A geological expert in Saskatchewan says the likelihood of an earthquake in this province from fracking is unlikely. But there have been quakes before.

But there has been seismic activity before linked to other industrial operations

An earthquake in B.C. was triggered by fracking, but a geological expert in Saskatchewan says there is not the same kind of pressure found in the rock formations in the province. (Ed Andrieski/Associated Press)

A geological expert in Saskatchewan says the likelihood of an earthquake in this province from fracking is unlikely. But there have been quakes triggered by other industries in the past.

It's a question many are asking after CBC confirmed that an 4.4 magnitude earthquake in B.C. last year was triggered by fracking.

Fracking is the process of injecting water, sand and chemicals at high pressure deep underground to break rock and free gas.

Don Gendzwill, professor emeritus of geological sciences at the University of Saskatchewan, said the B.C. earthquake was likely triggered because of the pressure that exists inside of the rock.

"The cracking of the rock by the hydro-fracturing is only capable of generating relatively small amounts of energy," he explained. "If there is natural pressure inside the rock, due to ancient mountain building or something, then you have the possibility to release a larger force."
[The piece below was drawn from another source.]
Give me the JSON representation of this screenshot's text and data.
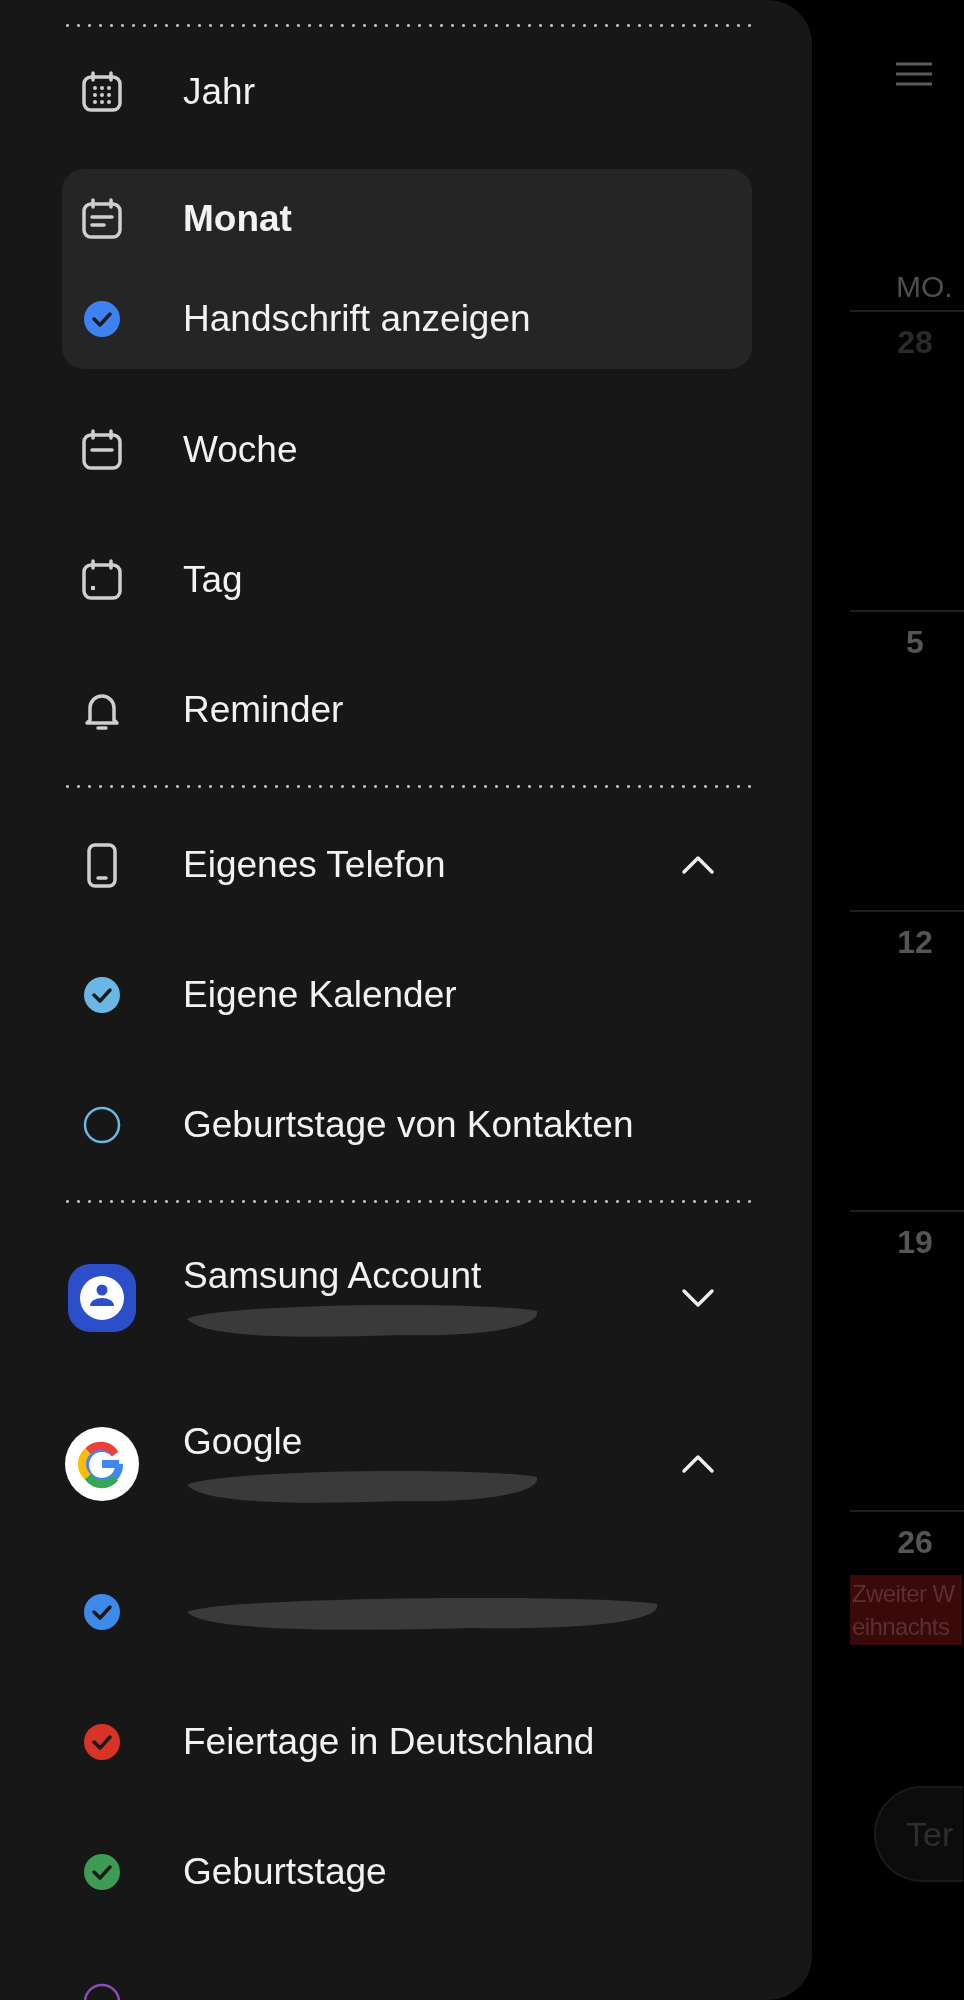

Gendzwill said there is a lot of hydro-fracking happening in the Bakken oil fields. But the rock in Saskatchewan doesn't have much natural pressure inside it. 

Even still, there have been earthquakes before in Saskatchewan, including some triggered by industry. 

Gendzwill estimated that there have been about dozen small earthquakes due to salt dissolution. 

And he said there have been a few examples of small earthquakes near potash mines. Gendzwill recalled the largest one at a magnitude 3.8 earthquake, capable of rattling windows on nearby farms.

Even though the earthquake in B.C. was relatively low in terms of magnitude, he said it's still a concern. 

"It's a substantial earthquake and it could cause damage, especially because it's at a relatively shallow depth."